Crude or Profane Language or Content
Misuse of "God" four times. "Blimey" is uttered twice, once paired with "gor." "Gosh", "good lord!", and "lor" once each. "God in Heaven!" as an exclamation twice. "Thank God" thrice.
"D--n" is said twice and is bleeped out in print two other times; once paired with "gol." "H-ll" is said about half a dozen times and is once bleeped out. Someone is referred to as an "a--".
Peat says that "cussing is only a small part of a soldier's life"; as such, swearing is mentioned a few times, though only spelled out as above. The "Soldier's Ten Commandments" at the end of the book say that profane language is only permitted in extraordinary circumstances, such as when a comrade is shot down or when one finds coal oil in his tea.

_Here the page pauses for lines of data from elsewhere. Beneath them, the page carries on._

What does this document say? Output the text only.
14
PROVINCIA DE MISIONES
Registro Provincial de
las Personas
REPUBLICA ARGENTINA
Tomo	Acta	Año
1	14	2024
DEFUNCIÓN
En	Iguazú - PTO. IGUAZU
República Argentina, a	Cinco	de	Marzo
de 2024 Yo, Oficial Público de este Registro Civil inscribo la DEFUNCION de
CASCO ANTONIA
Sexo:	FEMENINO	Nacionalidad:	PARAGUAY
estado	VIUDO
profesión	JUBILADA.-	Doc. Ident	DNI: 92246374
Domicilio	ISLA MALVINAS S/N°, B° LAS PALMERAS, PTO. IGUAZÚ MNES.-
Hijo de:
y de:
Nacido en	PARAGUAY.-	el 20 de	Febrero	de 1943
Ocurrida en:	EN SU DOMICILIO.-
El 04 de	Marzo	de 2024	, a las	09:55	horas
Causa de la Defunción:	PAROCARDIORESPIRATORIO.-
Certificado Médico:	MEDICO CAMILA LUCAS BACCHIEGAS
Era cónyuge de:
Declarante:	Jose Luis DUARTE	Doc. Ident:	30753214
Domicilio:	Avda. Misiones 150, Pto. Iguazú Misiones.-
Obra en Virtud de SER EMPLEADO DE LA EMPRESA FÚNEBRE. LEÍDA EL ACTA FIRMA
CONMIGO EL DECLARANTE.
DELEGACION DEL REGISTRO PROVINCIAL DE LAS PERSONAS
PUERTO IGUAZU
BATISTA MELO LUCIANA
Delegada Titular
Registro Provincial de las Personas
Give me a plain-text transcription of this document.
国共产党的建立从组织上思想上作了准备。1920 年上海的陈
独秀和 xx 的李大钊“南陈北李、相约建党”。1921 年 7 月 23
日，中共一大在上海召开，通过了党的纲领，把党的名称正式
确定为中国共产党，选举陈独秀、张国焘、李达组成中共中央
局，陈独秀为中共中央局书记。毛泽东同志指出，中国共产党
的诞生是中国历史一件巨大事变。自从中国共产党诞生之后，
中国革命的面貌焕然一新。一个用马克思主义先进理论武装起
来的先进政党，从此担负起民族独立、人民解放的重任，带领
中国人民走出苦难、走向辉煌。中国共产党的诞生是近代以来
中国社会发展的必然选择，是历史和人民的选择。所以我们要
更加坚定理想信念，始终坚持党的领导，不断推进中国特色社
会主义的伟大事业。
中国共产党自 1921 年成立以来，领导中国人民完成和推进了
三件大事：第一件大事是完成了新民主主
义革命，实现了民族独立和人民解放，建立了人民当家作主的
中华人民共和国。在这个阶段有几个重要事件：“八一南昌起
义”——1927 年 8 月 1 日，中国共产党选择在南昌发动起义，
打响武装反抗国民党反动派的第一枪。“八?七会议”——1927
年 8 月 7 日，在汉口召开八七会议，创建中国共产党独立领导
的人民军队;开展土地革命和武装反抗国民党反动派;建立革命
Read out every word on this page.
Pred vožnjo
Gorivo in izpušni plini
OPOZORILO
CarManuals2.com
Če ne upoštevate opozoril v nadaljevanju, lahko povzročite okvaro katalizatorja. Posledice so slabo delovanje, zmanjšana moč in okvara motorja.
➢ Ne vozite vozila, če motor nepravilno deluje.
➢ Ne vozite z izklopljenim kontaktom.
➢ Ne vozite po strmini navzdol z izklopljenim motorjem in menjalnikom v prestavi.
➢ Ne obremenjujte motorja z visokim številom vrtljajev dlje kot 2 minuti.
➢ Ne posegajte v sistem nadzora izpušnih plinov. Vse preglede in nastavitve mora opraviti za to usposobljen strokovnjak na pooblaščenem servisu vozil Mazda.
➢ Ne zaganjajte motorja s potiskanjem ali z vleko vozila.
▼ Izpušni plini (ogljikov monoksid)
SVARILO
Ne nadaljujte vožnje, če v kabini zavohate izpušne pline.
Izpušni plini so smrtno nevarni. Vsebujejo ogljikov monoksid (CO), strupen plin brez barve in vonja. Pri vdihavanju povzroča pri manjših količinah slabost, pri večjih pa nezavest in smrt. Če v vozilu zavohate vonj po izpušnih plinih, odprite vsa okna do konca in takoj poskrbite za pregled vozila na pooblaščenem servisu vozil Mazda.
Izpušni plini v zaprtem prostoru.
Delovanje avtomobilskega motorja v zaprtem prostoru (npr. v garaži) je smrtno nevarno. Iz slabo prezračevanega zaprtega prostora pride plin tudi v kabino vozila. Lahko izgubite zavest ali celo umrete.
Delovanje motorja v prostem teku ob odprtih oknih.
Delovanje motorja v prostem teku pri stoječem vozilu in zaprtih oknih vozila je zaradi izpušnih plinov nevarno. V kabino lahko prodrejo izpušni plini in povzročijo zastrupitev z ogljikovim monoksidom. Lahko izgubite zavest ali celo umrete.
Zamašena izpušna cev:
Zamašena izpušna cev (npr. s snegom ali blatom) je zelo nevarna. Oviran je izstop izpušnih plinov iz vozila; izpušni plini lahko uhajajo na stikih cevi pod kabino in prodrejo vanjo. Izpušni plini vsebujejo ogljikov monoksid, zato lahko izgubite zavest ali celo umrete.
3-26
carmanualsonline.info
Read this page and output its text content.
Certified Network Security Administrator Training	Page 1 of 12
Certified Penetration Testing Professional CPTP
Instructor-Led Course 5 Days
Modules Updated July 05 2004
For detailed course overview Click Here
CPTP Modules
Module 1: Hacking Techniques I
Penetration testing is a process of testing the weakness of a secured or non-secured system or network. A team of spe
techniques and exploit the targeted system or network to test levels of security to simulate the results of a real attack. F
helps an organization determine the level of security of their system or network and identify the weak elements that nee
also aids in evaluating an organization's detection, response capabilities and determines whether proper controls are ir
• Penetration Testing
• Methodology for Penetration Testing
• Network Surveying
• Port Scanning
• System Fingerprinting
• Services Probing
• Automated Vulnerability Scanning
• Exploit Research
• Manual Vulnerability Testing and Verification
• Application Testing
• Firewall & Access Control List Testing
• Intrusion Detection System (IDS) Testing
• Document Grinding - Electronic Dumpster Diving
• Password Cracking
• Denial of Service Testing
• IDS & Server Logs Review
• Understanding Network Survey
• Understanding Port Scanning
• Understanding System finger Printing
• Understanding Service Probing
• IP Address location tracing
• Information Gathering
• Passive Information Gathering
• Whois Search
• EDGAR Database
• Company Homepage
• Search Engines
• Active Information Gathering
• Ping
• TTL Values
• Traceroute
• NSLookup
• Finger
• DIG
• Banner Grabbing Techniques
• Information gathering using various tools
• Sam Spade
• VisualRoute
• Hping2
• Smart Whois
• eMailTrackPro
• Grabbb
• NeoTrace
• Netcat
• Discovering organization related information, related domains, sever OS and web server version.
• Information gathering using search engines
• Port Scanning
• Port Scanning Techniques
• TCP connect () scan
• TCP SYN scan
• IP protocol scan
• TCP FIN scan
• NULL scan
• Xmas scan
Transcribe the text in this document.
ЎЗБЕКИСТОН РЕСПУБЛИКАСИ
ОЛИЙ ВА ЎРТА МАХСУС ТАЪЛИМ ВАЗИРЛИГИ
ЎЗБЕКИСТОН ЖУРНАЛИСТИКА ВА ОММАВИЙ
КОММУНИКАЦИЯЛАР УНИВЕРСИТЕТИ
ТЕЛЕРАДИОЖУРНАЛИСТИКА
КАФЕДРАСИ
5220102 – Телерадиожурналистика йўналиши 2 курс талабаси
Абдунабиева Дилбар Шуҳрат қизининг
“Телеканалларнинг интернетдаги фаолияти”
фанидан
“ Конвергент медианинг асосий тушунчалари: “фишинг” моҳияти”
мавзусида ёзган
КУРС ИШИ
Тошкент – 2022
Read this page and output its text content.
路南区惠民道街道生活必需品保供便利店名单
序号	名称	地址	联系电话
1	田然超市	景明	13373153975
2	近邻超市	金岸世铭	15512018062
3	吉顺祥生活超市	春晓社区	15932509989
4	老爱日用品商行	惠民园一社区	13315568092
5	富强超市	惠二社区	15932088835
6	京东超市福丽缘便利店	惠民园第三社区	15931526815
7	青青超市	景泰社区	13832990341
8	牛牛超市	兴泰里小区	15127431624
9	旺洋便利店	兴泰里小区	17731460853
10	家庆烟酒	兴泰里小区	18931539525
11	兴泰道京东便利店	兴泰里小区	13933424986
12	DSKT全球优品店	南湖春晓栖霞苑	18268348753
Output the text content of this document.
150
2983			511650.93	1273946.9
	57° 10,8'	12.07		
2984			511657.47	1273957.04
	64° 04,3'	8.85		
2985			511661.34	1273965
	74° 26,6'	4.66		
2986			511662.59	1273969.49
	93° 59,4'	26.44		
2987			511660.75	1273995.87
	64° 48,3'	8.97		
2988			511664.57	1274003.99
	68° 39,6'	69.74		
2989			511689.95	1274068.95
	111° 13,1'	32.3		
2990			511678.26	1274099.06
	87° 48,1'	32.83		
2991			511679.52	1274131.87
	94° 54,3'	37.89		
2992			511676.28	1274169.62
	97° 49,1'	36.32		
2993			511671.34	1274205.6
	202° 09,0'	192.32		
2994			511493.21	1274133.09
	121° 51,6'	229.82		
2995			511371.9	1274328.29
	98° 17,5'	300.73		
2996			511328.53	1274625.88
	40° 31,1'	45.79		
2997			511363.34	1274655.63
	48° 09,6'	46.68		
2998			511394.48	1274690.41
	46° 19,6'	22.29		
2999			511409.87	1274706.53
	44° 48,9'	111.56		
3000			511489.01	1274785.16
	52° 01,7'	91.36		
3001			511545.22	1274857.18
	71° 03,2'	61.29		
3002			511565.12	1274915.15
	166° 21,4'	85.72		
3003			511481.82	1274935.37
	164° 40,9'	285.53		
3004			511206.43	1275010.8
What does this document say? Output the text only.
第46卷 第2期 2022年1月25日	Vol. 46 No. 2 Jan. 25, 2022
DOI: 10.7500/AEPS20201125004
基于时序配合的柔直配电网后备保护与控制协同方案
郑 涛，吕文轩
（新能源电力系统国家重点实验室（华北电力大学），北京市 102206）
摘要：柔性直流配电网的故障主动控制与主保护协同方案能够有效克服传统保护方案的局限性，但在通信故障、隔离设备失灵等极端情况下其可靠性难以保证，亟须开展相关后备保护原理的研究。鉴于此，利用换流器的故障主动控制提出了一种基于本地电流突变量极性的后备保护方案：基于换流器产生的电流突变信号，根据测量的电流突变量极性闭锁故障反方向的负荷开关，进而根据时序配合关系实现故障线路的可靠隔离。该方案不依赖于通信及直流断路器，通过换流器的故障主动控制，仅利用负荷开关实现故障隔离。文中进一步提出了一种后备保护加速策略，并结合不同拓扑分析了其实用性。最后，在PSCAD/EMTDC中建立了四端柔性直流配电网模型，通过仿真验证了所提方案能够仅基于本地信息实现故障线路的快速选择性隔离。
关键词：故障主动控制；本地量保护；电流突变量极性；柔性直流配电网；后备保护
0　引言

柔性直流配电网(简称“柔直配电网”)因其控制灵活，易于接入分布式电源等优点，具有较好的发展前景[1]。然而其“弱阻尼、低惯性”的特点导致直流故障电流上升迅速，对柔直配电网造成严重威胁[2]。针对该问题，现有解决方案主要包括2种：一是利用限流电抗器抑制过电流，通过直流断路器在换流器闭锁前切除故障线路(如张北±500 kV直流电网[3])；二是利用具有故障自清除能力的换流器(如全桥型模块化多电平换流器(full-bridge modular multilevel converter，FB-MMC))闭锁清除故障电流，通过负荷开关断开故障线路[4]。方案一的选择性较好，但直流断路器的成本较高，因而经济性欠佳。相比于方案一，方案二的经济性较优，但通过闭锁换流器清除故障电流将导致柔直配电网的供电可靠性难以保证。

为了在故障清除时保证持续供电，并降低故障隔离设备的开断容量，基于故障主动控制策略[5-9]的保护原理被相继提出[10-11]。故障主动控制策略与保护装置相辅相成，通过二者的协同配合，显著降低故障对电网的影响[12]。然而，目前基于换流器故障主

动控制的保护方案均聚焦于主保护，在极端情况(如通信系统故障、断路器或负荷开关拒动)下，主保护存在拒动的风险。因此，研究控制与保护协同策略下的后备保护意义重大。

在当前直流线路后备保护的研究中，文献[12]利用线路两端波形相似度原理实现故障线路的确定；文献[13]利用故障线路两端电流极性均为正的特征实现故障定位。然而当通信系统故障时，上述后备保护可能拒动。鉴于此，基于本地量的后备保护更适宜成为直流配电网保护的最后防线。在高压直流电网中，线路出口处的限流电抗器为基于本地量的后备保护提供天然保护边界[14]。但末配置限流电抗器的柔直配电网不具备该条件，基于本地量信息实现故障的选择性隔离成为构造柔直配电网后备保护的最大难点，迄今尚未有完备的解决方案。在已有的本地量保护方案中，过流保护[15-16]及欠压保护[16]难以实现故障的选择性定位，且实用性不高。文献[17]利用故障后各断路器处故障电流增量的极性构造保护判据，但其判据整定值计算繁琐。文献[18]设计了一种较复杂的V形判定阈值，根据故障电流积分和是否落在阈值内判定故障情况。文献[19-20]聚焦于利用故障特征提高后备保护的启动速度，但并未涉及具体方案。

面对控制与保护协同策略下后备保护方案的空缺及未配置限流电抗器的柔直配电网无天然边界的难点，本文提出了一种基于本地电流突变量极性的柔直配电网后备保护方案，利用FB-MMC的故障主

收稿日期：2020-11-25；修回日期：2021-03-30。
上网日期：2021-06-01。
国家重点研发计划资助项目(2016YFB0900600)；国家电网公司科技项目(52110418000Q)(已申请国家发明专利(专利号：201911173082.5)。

"I am 'out of it' (out of the war), but out with memories of good fellowship, real comrades, kindness, sympathy, and friendships that dim the recollection of death, of destruction, of blood, of outrage, of murder and brutality."
That quote pretty well sums up this book. It has such an optimistic tone to it, I wonder if Peat suffered any PTSD at all! It is an enjoyable, easy read filled with a soldier's recollections of everything from playing poker while shells explode feet away to a man caring for fifteen refugees to charging across no-man's land to the enemy trenches. The only trouble lies in the mild swearing that crops up here and there.